RIP, Robert Zieger — the distinguished labor historian whose survey of the American experience of World War I I’ve often assigned.

• A new book by historians Richard Breitman and Allan Lichtman argues that Franklin D. Roosevelt, if not exactly a heroic figure in the history of the Holocaust, probably doesn’t deserve some of the slings and arrows he’s received.

• We’ve reached the post-Stalin era in my Cold War class, but the 60th anniversary of that leader’s death inspired Robert Gellately to reflect again on his importance and iniquity. (See also Tom Balmforth’s profile of one of the camps in the Gulag system, with reminiscences by some of its inhabitants.)

• If this result holds up and a man indicted by the International Criminal Court becomes president of Kenya, it would bolster the case of pessimists who look at transnational justice and fear that “the hypocrisy and inconsistency in the system will destroy its credibility and tarnish the ideals it is intended to promote.”
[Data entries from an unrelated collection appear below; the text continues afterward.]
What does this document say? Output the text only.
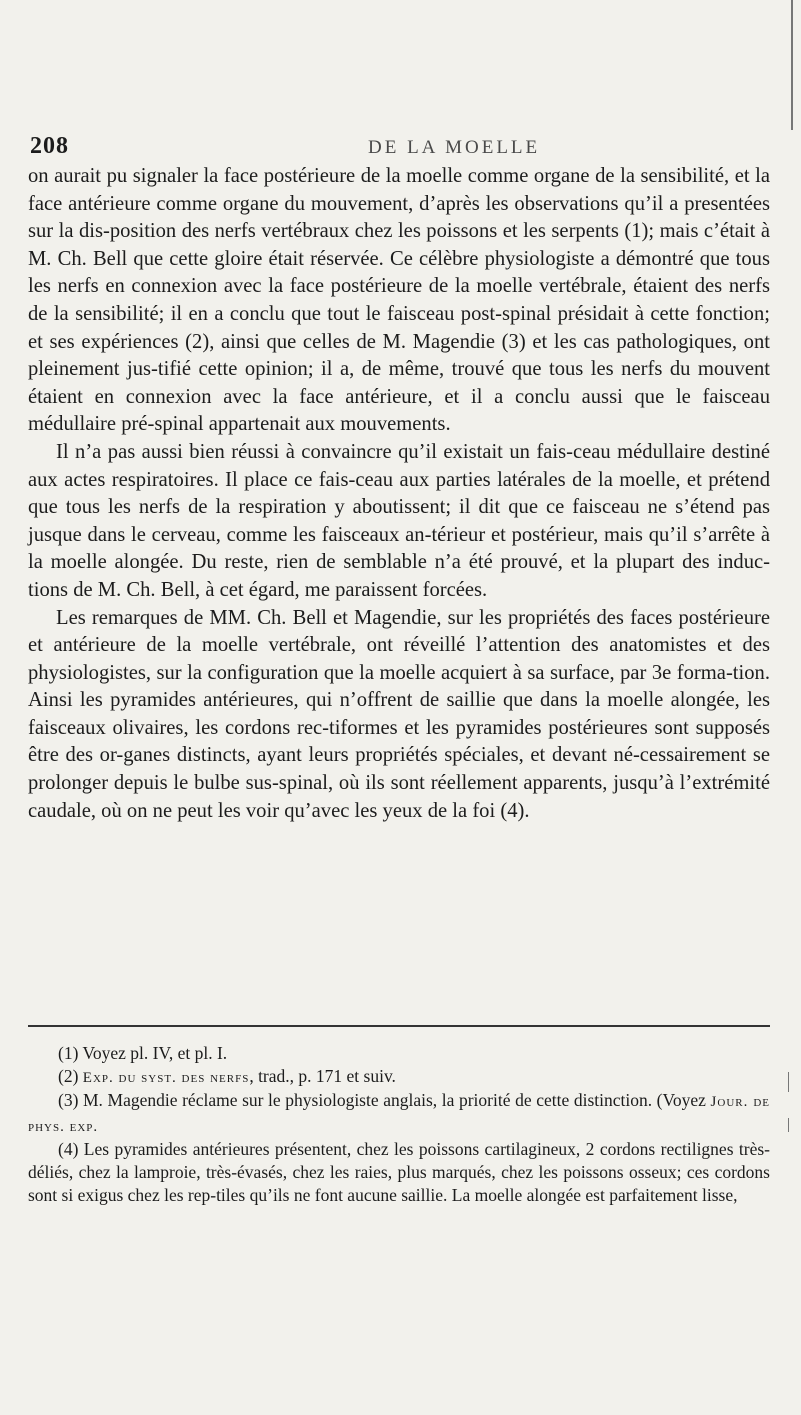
208	DE LA MOELLE

on aurait pu signaler la face postérieure de la moelle comme organe de la sensibilité, et la face antérieure comme organe du mouvement, d’après les observations qu’il a presentées sur la dis-position des nerfs vertébraux chez les poissons et les serpents (1); mais c’était à M. Ch. Bell que cette gloire était réservée. Ce célèbre physiologiste a démontré que tous les nerfs en connexion avec la face postérieure de la moelle vertébrale, étaient des nerfs de la sensibilité; il en a conclu que tout le faisceau post-spinal présidait à cette fonction; et ses expériences (2), ainsi que celles de M. Magendie (3) et les cas pathologiques, ont pleinement jus-tifié cette opinion; il a, de même, trouvé que tous les nerfs du mouvent étaient en connexion avec la face antérieure, et il a conclu aussi que le faisceau médullaire pré-spinal appartenait aux mouvements.

Il n’a pas aussi bien réussi à convaincre qu’il existait un fais-ceau médullaire destiné aux actes respiratoires. Il place ce fais-ceau aux parties latérales de la moelle, et prétend que tous les nerfs de la respiration y aboutissent; il dit que ce faisceau ne s’étend pas jusque dans le cerveau, comme les faisceaux an-térieur et postérieur, mais qu’il s’arrête à la moelle alongée. Du reste, rien de semblable n’a été prouvé, et la plupart des induc-tions de M. Ch. Bell, à cet égard, me paraissent forcées.

Les remarques de MM. Ch. Bell et Magendie, sur les propriétés des faces postérieure et antérieure de la moelle vertébrale, ont réveillé l’attention des anatomistes et des physiologistes, sur la configuration que la moelle acquiert à sa surface, par 3e forma-tion. Ainsi les pyramides antérieures, qui n’offrent de saillie que dans la moelle alongée, les faisceaux olivaires, les cordons rec-tiformes et les pyramides postérieures sont supposés être des or-ganes distincts, ayant leurs propriétés spéciales, et devant né-cessairement se prolonger depuis le bulbe sus-spinal, où ils sont réellement apparents, jusqu’à l’extrémité caudale, où on ne peut les voir qu’avec les yeux de la foi (4).

(1) Voyez pl. IV, et pl. I.

(2) Exp. du syst. des nerfs, trad., p. 171 et suiv.

(3) M. Magendie réclame sur le physiologiste anglais, la priorité de cette distinction. (Voyez Jour. de phys. exp.

(4) Les pyramides antérieures présentent, chez les poissons cartilagineux, 2 cordons rectilignes très-déliés, chez la lamproie, très-évasés, chez les raies, plus marqués, chez les poissons osseux; ces cordons sont si exigus chez les rep-tiles qu’ils ne font aucune saillie. La moelle alongée est parfaitement lisse,
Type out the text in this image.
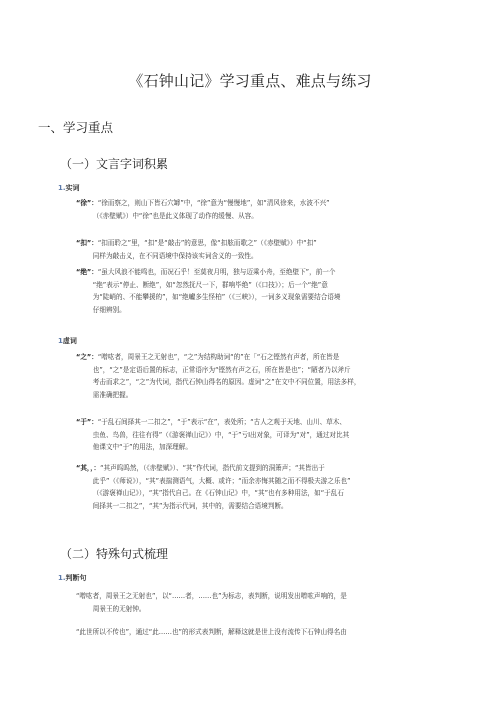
《石钟山记》学习重点、难点与练习
一、学习重点
（一）文言字词积累
1.实词
“徐”：“徐而察之，则山下皆石穴罅”中，“徐”意为“慢慢地”，如“清风徐来，水波不兴”
（《赤壁赋》）中“徐”也是此义体现了动作的缓慢、从容。
“扣”：“扣而聆之”里，“扣”是“敲击”的意思，像“扣舷而歌之”（《赤壁赋》）中“扣”
同样为敲击义，在不同语境中保持该实词含义的一致性。
“绝”：“虽大风浪不能鸣也，而况石乎！至莫夜月明，独与迈乘小舟，至绝壁下”，前一个
“绝”表示“停止、断绝”，如“忽然抚尺一下，群响毕绝”（《口技》）；后一个“绝”意
为“陡峭的、不能攀援的”，如“绝巘多生怪柏”（《三峡》），一词多义现象需要结合语境
仔细辨别。
1虚词
“之”：“噌吰者，周景王之无射也”，“之”为结构助词“的”在「“石之铿然有声者，所在皆是
也”，“之”是定语后置的标志，正常语序为“铿然有声之石，所在皆是也”；“陋者乃以斧斤
考击而求之”，“之”为代词，指代石钟山得名的原因。虚词“之”在文中不同位置，用法多样，
需准确把握。
“于”：“于乱石间择其一二扣之”，“于”表示“在”，表处所；“古人之观于天地、山川、草木、
虫鱼、鸟兽，往往有得”（《游褒禅山记》）中，“于”亏I出对象，可译为“对”，通过对比其
他课文中“于”的用法，加深理解。
“其，，：“其声呜呜然，（《赤壁赋》）、“其”作代词，指代前文提到的洞箫声；“其皆出于
此乎”（《师说》），“其”表揣测语气，大概、或许；“而余亦悔其随之而不得极夫游之乐也”
（《游褒禅山记》），“其”指代自己。在《石钟山记》中，“其”也有多种用法，如“于乱石
间择其一二扣之”，“其”为指示代词，其中的，需要结合语境判断。
（二）特殊句式梳理
1.判断句
“噌吰者，周景王之无射也”，以“……者，……也”为标志，表判断，说明发出噌吰声响的，是
周景王的无射钟。
“此世所以不传也”，通过“此……也”的形式表判断，解释这就是世上没有流传下石钟山得名由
• David Brooks observed the growth of Orthodox Judaism (earlier marriage, more children) and its “countercultural understanding of how life should work.”
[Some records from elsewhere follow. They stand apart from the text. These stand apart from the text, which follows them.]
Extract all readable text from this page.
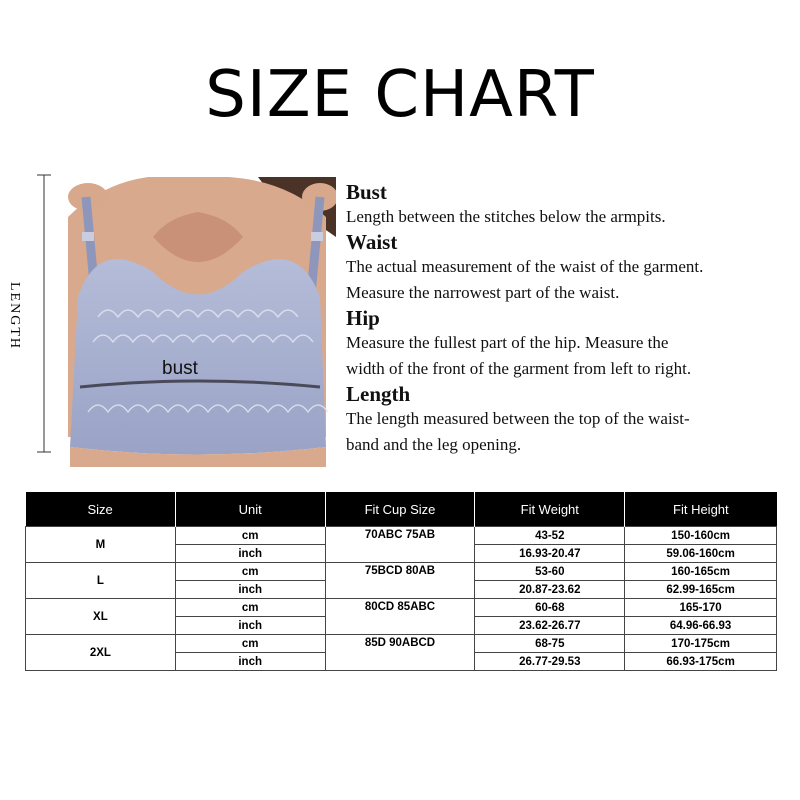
SIZE CHART
LENGTH
bust
Bust
Length between the stitches below the armpits.
Waist
The actual measurement of the waist of the garment.
Measure the narrowest part of the waist.
Hip
Measure the fullest part of the hip. Measure the
width of the front of the garment from left to right.
Length
The length measured between the top of the waist-
band and the leg opening.
Size	Unit	Fit Cup Size	Fit Weight	Fit Height
M	cm	70ABC 75AB	43-52	150-160cm
	inch		16.93-20.47	59.06-160cm
L	cm	75BCD 80AB	53-60	160-165cm
	inch		20.87-23.62	62.99-165cm
XL	cm	80CD 85ABC	60-68	165-170
	inch		23.62-26.77	64.96-66.93
2XL	cm	85D 90ABCD	68-75	170-175cm
	inch		26.77-29.53	66.93-175cm
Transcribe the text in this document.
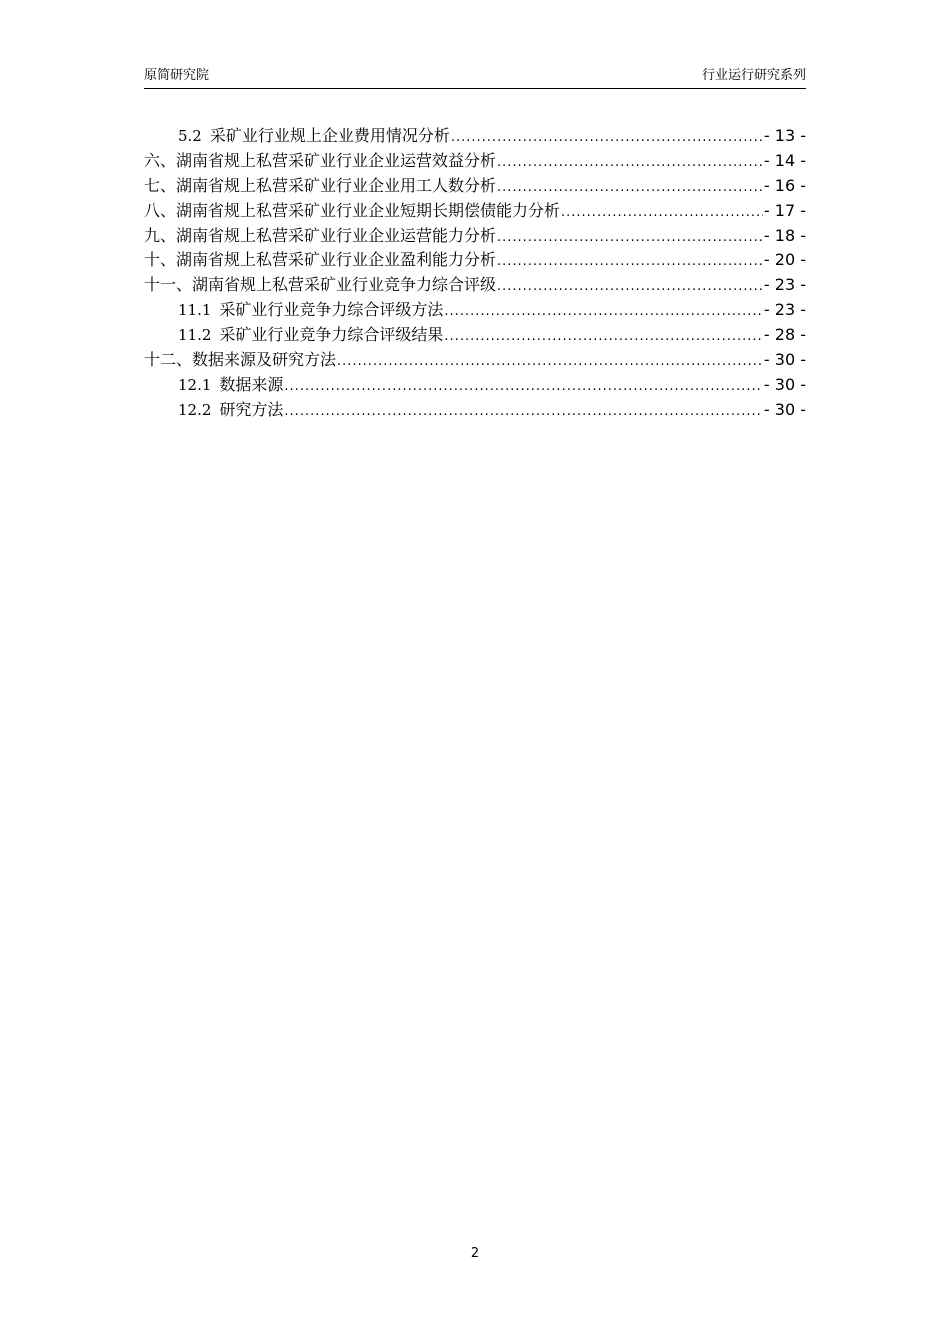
原简研究院	行业运行研究系列
5.2 采矿业行业规上企业费用情况分析 .....	- 13 -
六、湖南省规上私营采矿业行业企业运营效益分析 .....	- 14 -
七、湖南省规上私营采矿业行业企业用工人数分析 .....	- 16 -
八、湖南省规上私营采矿业行业企业短期长期偿债能力分析 .....	- 17 -
九、湖南省规上私营采矿业行业企业运营能力分析 .....	- 18 -
十、湖南省规上私营采矿业行业企业盈利能力分析 .....	- 20 -
十一、湖南省规上私营采矿业行业竞争力综合评级 .....	- 23 -
11.1 采矿业行业竞争力综合评级方法 .....	- 23 -
11.2 采矿业行业竞争力综合评级结果 .....	- 28 -
十二、数据来源及研究方法 .....	- 30 -
12.1 数据来源 .....	- 30 -
12.2 研究方法 .....	- 30 -
2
• Fellow NY Times columnist Thomas Friedman thinks that MOOCs really are the next big thing in higher education. Carolyn Foster Sagal strongly (and for several excellent reasons, I think) disagrees.

• I think I’ll adapt this assignment, using Wikipedia to understand historiography, for my European history course next fall…

• What can’t historians do?

• The rise of an “evangelical mega-university” in Lynchburg, VA.

Liberty University
Licensed by Creative Commons (Billy Hathorn)

• I’m enjoying Rondall Reynoso’s Faith on View blog, including this post on faculty compensation at Christian colleges.

• As readers of baseball-related posts like this one may already know, Kirby Puckett was my favorite player growing up, so I appreciated this essay by Barnabas Piper.


One thought on “That Was The Week That Was

  1. Re: MOOCs. One piece missing in so many arguments for and against MOOCs is that of resources. Friedman touches on it; his answer is Google. Friedman fails to recognize that the resources students at traditional institutions use are not free and often not available on the Internet. Academic libraries support course and department curriculums by purchasing access to print and electronic resources you can’t get simply by having an Internet connection. If you’re teaching to 50,000 students in a MOOC, and there is no common catalog of resources for the the students, then you must turn to what is free and available to all. Since “free” is not a criterion for what makes a quality resource students may end up using inferior course materials. In the end I guess it turns out to be a self-fulfilling prophecy for Friedman. MOOCs have to use free, Internet resources because they have no choice, therefore all students enrolled in MOOCs can find everything they need on the Internet.